Liver fibrosis is a progressive pathological process primarily driven by the transdifferentiation of hepatic stellate cells (HSCs) into myofibroblast-like cells which secrete excessive extracellular matrix (ECM). Although microRNAs (miRNAs) have emerged as key regulators of fibrogenesis, the therapeutic potential and mechanistic specificity of miR-214-3p (miR-214) in liver fibrosis remain insufficiently defined.
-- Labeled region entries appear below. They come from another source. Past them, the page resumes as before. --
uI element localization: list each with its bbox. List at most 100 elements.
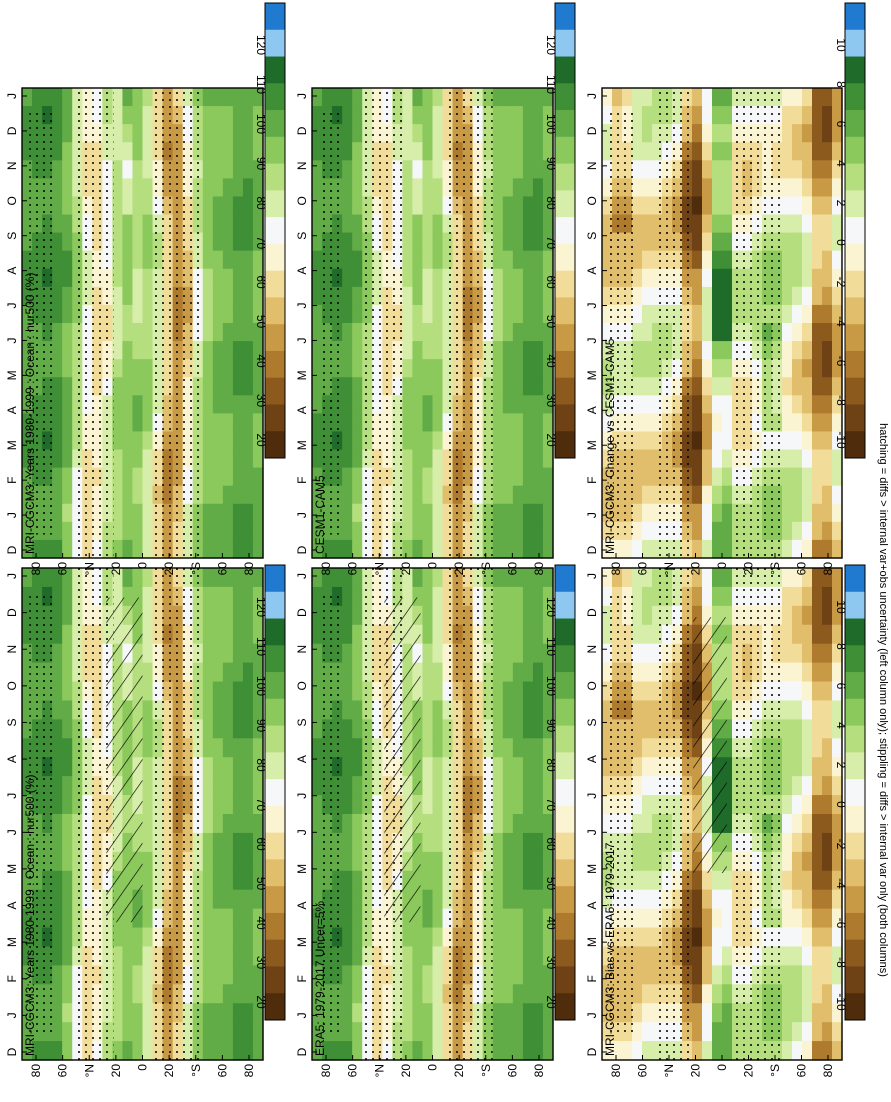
heatmap-cell (312, 341, 323, 360)
heatmap-cell (792, 503, 803, 523)
heatmap-cell (692, 1022, 703, 1042)
y-tick-label: 60 (346, 1064, 360, 1078)
heatmap-cell (252, 1041, 264, 1061)
heatmap-cell (832, 795, 843, 815)
heatmap-cell (632, 662, 643, 683)
heatmap-cell (412, 586, 424, 607)
heatmap-cell (812, 965, 823, 985)
heatmap-cell (802, 1022, 813, 1042)
x-tick-label: S (5, 718, 19, 726)
heatmap-cell (212, 757, 224, 777)
colorbar-label: -6 (834, 918, 848, 929)
heatmap-cell (52, 485, 63, 505)
heatmap-cell (532, 413, 544, 433)
heatmap-cell (542, 449, 554, 469)
heatmap-cell (332, 88, 343, 107)
heatmap-cell (212, 142, 224, 161)
y-tick-label: 0 (426, 562, 440, 569)
stippling-south (154, 88, 203, 558)
heatmap-cell (792, 984, 803, 1004)
heatmap-cell (62, 1041, 73, 1061)
heatmap-cell (402, 142, 414, 161)
heatmap-cell (512, 965, 524, 985)
colorbar-label: 70 (544, 236, 558, 250)
stippling-north (654, 568, 694, 1060)
heatmap-cell (422, 814, 434, 834)
heatmap-cell (122, 359, 134, 378)
colorbar-label: 80 (544, 196, 558, 210)
heatmap-cell (422, 304, 434, 324)
heatmap-cell (412, 286, 424, 306)
heatmap-cell (492, 586, 504, 607)
colorbar-swatch (265, 217, 285, 245)
heatmap-cell (252, 395, 264, 414)
heatmap-cell (252, 586, 264, 607)
heatmap-cell (692, 568, 703, 588)
heatmap-cell (632, 681, 643, 702)
heatmap-cell (352, 341, 363, 360)
heatmap-cell (542, 268, 554, 288)
x-tick-label: J (585, 337, 599, 343)
heatmap-cell (502, 250, 514, 270)
heatmap-cell (252, 539, 264, 559)
heatmap-cell (52, 586, 63, 607)
heatmap-cell (202, 124, 214, 143)
heatmap-cell (22, 377, 33, 396)
heatmap-cell (532, 624, 544, 645)
colorbar-frame (554, 2, 576, 459)
colorbar-swatch (845, 270, 865, 298)
heatmap-cell (512, 539, 524, 559)
colorbar-swatch (555, 591, 575, 620)
heatmap-cell (632, 196, 643, 216)
heatmap-cell (222, 521, 234, 541)
heatmap-cell (512, 1022, 524, 1042)
heatmap-cell (602, 738, 613, 758)
y-tick-label: 80 (242, 562, 256, 576)
heatmap-cell (812, 142, 823, 161)
heatmap-cell (792, 485, 803, 505)
heatmap-cell (242, 605, 254, 626)
heatmap-cell (252, 908, 264, 929)
heatmap-cell (432, 323, 444, 342)
heatmap-cell (512, 124, 524, 143)
heatmap-cell (212, 832, 224, 853)
heatmap-cell (342, 341, 353, 360)
heatmap-cell (432, 196, 444, 216)
heatmap-cell (492, 503, 504, 523)
heatmap-cell (432, 605, 444, 626)
heatmap-cell (52, 795, 63, 815)
heatmap-cell (142, 870, 154, 891)
heatmap-cell (702, 395, 713, 414)
heatmap-cell (702, 232, 713, 252)
heatmap-cell (202, 568, 214, 588)
x-tick-label: M (295, 937, 309, 947)
heatmap-cell (52, 268, 63, 288)
heatmap-cell (832, 449, 843, 469)
heatmap-cell (242, 395, 254, 414)
heatmap-cell (402, 449, 414, 469)
heatmap-cell (62, 395, 73, 414)
figure-footnote: hatching = diffs > internal var+obs unce… (877, 423, 889, 977)
heatmap-cell (432, 908, 444, 929)
heatmap-cell (542, 719, 554, 739)
heatmap-cell (222, 965, 234, 985)
heatmap-cell (342, 467, 353, 487)
heatmap-cell (122, 323, 134, 342)
heatmap-cell (502, 814, 514, 834)
heatmap-cell (402, 341, 414, 360)
heatmap-cell (792, 142, 803, 161)
heatmap-cell (352, 832, 363, 853)
heatmap-cell (132, 323, 144, 342)
heatmap-cell (632, 323, 643, 342)
heatmap-cell (512, 232, 524, 252)
heatmap-cell (632, 1003, 643, 1023)
heatmap-cell (232, 776, 244, 796)
heatmap-cell (432, 304, 444, 324)
heatmap-cell (312, 984, 323, 1004)
heatmap-cell (602, 1003, 613, 1023)
heatmap-cell (812, 88, 823, 107)
heatmap-cell (222, 984, 234, 1004)
heatmap-cell (252, 700, 264, 720)
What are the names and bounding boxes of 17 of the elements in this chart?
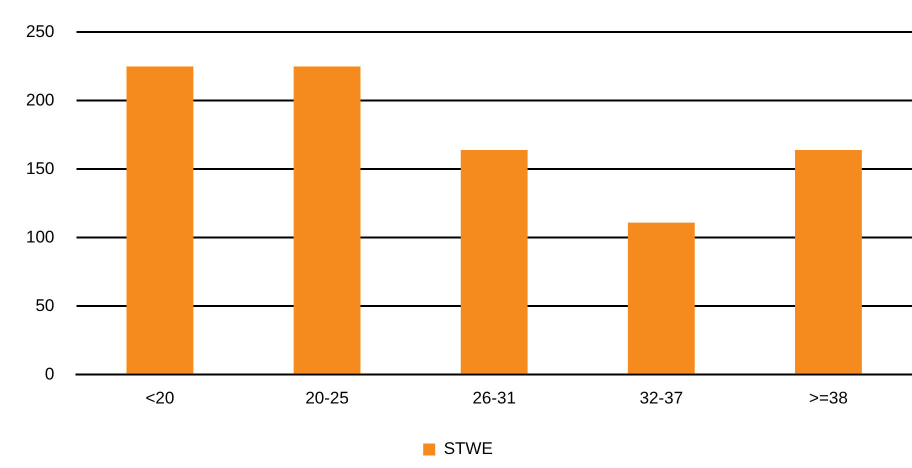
legend-label: STWE: [444, 439, 493, 458]
x-tick-label: 26-31: [472, 388, 516, 408]
bar: [628, 222, 695, 374]
bar: [795, 150, 862, 374]
y-tick-label: 200: [26, 90, 54, 110]
x-tick-label: 20-25: [305, 388, 349, 408]
bar: [460, 150, 528, 374]
y-tick-label: 100: [26, 227, 54, 246]
y-tick-label: 50: [35, 296, 54, 315]
bar: [294, 66, 360, 374]
y-tick-label: 0: [44, 364, 54, 384]
y-tick-label: 250: [26, 22, 54, 41]
y-tick-label: 150: [26, 158, 54, 178]
x-tick-label: <20: [146, 388, 174, 408]
x-tick-label: >=38: [809, 388, 848, 408]
x-tick-label: 32-37: [640, 388, 684, 408]
bar: [126, 66, 194, 374]
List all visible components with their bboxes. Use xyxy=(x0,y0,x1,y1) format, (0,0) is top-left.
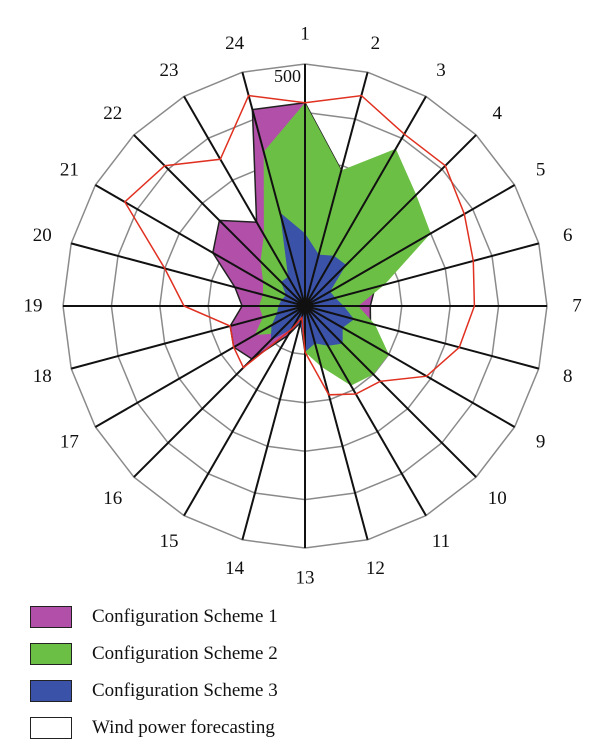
legend-label-wind-forecast: Wind power forecasting xyxy=(92,716,275,738)
spoke-18 xyxy=(70,305,306,370)
legend-swatch-scheme-2 xyxy=(30,642,72,665)
series-area-scheme-3 xyxy=(270,212,355,352)
spoke-12 xyxy=(304,305,369,541)
legend-swatch-scheme-1 xyxy=(30,605,72,628)
spoke-2 xyxy=(304,71,369,307)
category-label-1: 1 xyxy=(300,24,310,45)
category-label-22: 22 xyxy=(103,103,122,124)
spoke-8 xyxy=(304,305,540,370)
spoke-21 xyxy=(94,184,306,307)
category-label-19: 19 xyxy=(24,296,43,317)
category-label-7: 7 xyxy=(572,296,582,317)
category-label-16: 16 xyxy=(103,488,122,509)
category-label-9: 9 xyxy=(536,432,546,453)
spoke-16 xyxy=(133,305,306,478)
chart-legend: Configuration Scheme 1 Configuration Sch… xyxy=(30,598,590,746)
spoke-20 xyxy=(70,242,306,307)
legend-swatch-scheme-3 xyxy=(30,679,72,702)
spoke-22 xyxy=(133,134,306,307)
category-label-3: 3 xyxy=(436,60,446,81)
category-label-5: 5 xyxy=(536,160,546,181)
legend-item-scheme-2: Configuration Scheme 2 xyxy=(30,635,590,672)
spoke-14 xyxy=(241,305,306,541)
spoke-5 xyxy=(304,184,516,307)
category-label-14: 14 xyxy=(225,558,245,579)
spoke-23 xyxy=(183,95,306,307)
spoke-9 xyxy=(304,305,516,428)
category-label-8: 8 xyxy=(563,366,573,387)
spoke-15 xyxy=(183,305,306,517)
category-label-13: 13 xyxy=(296,568,315,589)
legend-label-scheme-1: Configuration Scheme 1 xyxy=(92,605,278,627)
series-line-wind-forecast xyxy=(123,94,476,396)
legend-label-scheme-2: Configuration Scheme 2 xyxy=(92,642,278,664)
spoke-3 xyxy=(304,95,427,307)
spoke-24 xyxy=(241,71,306,307)
category-label-24: 24 xyxy=(225,33,245,54)
category-label-2: 2 xyxy=(371,33,381,54)
legend-item-scheme-1: Configuration Scheme 1 xyxy=(30,598,590,635)
category-label-4: 4 xyxy=(493,103,503,124)
category-label-20: 20 xyxy=(33,225,52,246)
spoke-6 xyxy=(304,242,540,307)
radar-chart: 1 234567891011121314151617181920212223245… xyxy=(24,24,582,589)
spoke-10 xyxy=(304,305,477,478)
legend-label-scheme-3: Configuration Scheme 3 xyxy=(92,679,278,701)
spoke-4 xyxy=(304,134,477,307)
spoke-11 xyxy=(304,305,427,517)
category-label-18: 18 xyxy=(33,366,52,387)
legend-item-wind-forecast: Wind power forecasting xyxy=(30,709,590,746)
spoke-17 xyxy=(94,305,306,428)
legend-swatch-wind-forecast xyxy=(30,716,72,739)
legend-item-scheme-3: Configuration Scheme 3 xyxy=(30,672,590,709)
category-label-21: 21 xyxy=(60,160,79,181)
category-label-12: 12 xyxy=(366,558,385,579)
category-label-17: 17 xyxy=(60,432,79,453)
category-label-11: 11 xyxy=(432,531,450,552)
axis-max-label: 500 xyxy=(274,66,301,86)
category-label-15: 15 xyxy=(160,531,179,552)
category-label-6: 6 xyxy=(563,225,573,246)
category-label-23: 23 xyxy=(160,60,179,81)
category-label-10: 10 xyxy=(488,488,507,509)
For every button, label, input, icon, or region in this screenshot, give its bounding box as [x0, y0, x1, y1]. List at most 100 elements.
An adeno-associated virus (AAV)-based system was used to achieve either whole-liver or HSC-specific overexpression of miR-214 (via GFAP promoter) in a mouse model of alcohol-associated liver fibrosis induced by Lieber-DeCarli ethanol diet combined with low-dose CCl₄ injection. Liver fibrosis, steatosis, and inflammation were evaluated by biochemical assays, histology, immunostaining, and gene expression analyses. In vitro, stable miR-214 overexpression and knockdown in LX-2 cells were performed to assess effects on HSC proliferation, transdifferentiation, and ECM gene expression. MECP2 was identified as a direct functional target of miR-214 by bioinformatics and luciferase reporter assays. miR-214 expression was significantly downregulated during HSC activation in vitro and in fibrotic livers. Whole-liver overexpression of miR-214 alleviated liver fibrosis but caused undesirable steatosis and inflammation. Notably, HSC-specific miR-214 overexpression ameliorated liver fibrosis without inducing these adverse effects. Functionally, miR-214 inhibited HSC proliferation and ECM gene expression, while its inhibition promoted this process. Mechanistically, miR-214 exerts its anti-fibrosis function at least in part by directing targeting MECP2, a critical regulator for HSC activation. These findings not only identify miR-214 as a promising antifibrotic agent, but also highlight the translational advantage of cell-specific miRNA delivery. HSC-targeted miR-214 gene therapy may offer a promising and safer approach for treating liver fibrosis.